Yes that was a selfy.. :shame:

I needed something quick for my google authorship when it got approved..


----------



## Jaws (Dec 20, 2010)

Nice website, hoss.


----------



## Windwash (Dec 23, 2007)

I think you will do well with this website :thumbsup:.

I read through most of it and a couple of small things popped out at me and they are just my opinion.

- Typos and punctuation: Might want to have somebody that knows more than me read through it. Probably a dozen or more spelling and grammar errors that are hard to catch after you have read through it once or twice. First paragraph maybe should read "Show you what THEY'VE got"....not sure.

-IMO "Cincy" sounds weird to me but I'm from out of town :whistling.

-Under "Whats Included" the 3 hours of plumbing for $100.00 sounds a bit light? 

_"We include baseboard and casing trim at no additional charge" sounds funny to me since your already charging for it in your $24 price.

-Under "Initial Consultation" I would get rid of the sentence with the word greasy in it.

-One of your customers testimonials rips on another builder and lists the companies name for installing a bad floor joist. Seems in poor taste.

About how much time has it taken to create this site?


----------



## ohiohomedoctor (Dec 26, 2010)

Windwash said:


> I think you will do well with this website :thumbsup:.
> 
> I read through most of it and a couple of small things popped out at me and they are just my opinion.
> 
> ...


This is ALL good feedback, thank you!

The site is a work in progress over the past 5-6 years or so.
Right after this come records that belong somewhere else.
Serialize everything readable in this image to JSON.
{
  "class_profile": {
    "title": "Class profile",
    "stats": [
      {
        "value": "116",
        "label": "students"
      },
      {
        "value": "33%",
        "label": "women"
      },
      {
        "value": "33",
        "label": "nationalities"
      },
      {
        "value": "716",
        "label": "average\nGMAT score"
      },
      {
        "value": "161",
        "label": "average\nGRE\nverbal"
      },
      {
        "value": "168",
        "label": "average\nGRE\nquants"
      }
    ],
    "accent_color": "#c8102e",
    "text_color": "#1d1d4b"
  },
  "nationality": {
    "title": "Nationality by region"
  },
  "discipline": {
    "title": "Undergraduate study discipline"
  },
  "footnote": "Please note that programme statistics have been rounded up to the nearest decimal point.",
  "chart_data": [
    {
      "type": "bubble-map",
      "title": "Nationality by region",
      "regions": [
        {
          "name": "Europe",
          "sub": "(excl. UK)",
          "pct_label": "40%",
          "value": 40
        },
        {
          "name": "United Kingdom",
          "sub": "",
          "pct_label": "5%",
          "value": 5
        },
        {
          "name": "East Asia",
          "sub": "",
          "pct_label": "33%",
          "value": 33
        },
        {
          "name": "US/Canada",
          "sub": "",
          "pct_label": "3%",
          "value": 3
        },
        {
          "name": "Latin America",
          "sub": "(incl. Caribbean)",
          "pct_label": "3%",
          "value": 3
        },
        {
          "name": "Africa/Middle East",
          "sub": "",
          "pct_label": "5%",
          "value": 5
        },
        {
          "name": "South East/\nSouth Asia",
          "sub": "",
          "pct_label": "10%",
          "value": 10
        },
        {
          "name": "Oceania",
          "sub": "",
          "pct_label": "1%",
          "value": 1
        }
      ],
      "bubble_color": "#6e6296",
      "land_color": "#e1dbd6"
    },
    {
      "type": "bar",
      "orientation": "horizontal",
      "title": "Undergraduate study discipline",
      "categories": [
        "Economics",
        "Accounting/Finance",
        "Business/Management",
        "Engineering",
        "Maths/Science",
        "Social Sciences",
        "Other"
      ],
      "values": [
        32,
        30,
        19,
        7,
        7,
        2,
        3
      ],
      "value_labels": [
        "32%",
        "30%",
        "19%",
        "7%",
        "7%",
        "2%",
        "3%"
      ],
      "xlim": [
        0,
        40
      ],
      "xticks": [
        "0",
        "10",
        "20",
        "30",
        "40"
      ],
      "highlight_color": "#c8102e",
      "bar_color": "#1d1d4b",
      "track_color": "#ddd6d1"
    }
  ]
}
The pages you read where just a tiny new piece of what I am working on. Nobody could read through the whole site.. :laughing:

The $100 is what we return if we don't need the plumber...:clap:

The review should be edited I agree. I just pulled it from google but I see your point. That being said I have got a job from someone else who had one of those houses..


----------



## ohiohomedoctor (Dec 26, 2010)

Just added a service area graphic. Should have done that along time ago.


----------



## BamBamm5144 (Jul 12, 2008)

I should be able to get $24 a square feet for roofing.

Anyway, that's a good idea and looks good. I'm sure that's going to take off pretty good for you.


----------



## Xtrememtnbiker (Jun 9, 2013)

Site looks good Matt. I was reading through it and noticed this.
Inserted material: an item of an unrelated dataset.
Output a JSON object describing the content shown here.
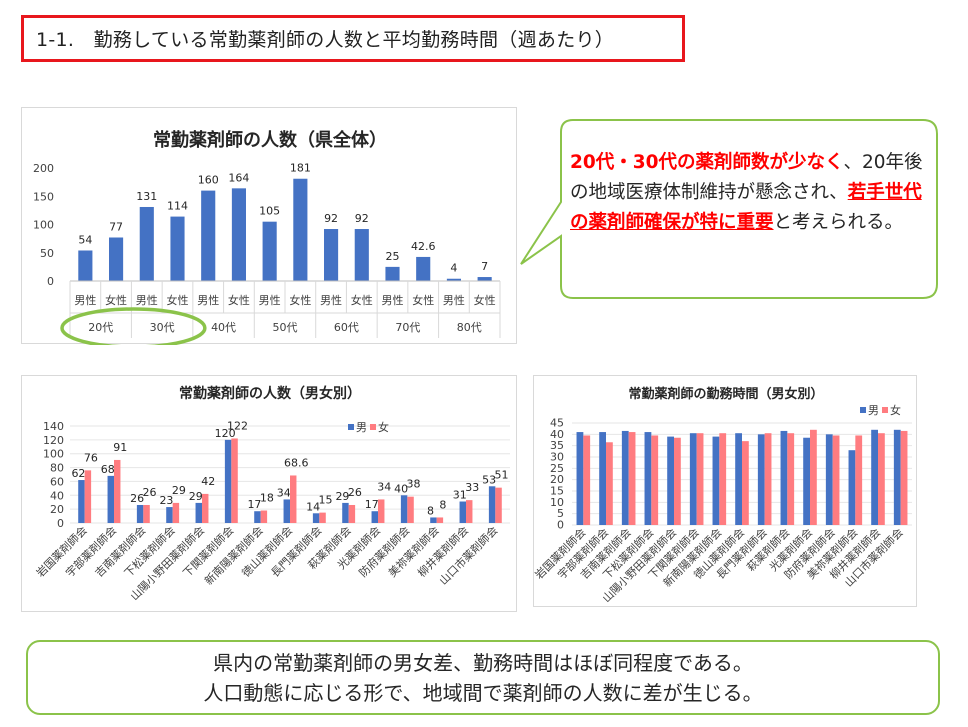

Home page, under "what we do..."

Robert Shull said "totally at piece instead of peace"


----------



## ohiohomedoctor (Dec 26, 2010)

Xtrememtnbiker said:


> Site looks good Matt. I was reading through it and noticed this.
> 
> Home page, under "what we do..."
> 
> Robert Shull said "totally at piece instead of peace"


Good eye. I have no controll over what our clients say... I suppose I could edit it for him..


----------



## Xtrememtnbiker (Jun 9, 2013)

ohiohomedoctor said:


> Good eye. I have no controll over what our clients say... I suppose I could edit it for him..


At least he was at piece with you right? Lol


----------



## ohiohomedoctor (Dec 26, 2010)

We have done his basement, kitchen, built a huge two story deck,entire home with hardie, and painted the whole house, inside out... He knows first hand how good we are..


----------



## tjbnwi (Feb 24, 2009)

I think you should remove the kitchen photo. To me it's deceiving as the title reads "Haws Basement" The banner reads "maple kitchen installed during recent basement finish project". I was going to ask how you included that kitchen in a basement @ $24.00 a square foot. I had to do some reading to realize it was another project in the same home.

Tom


----------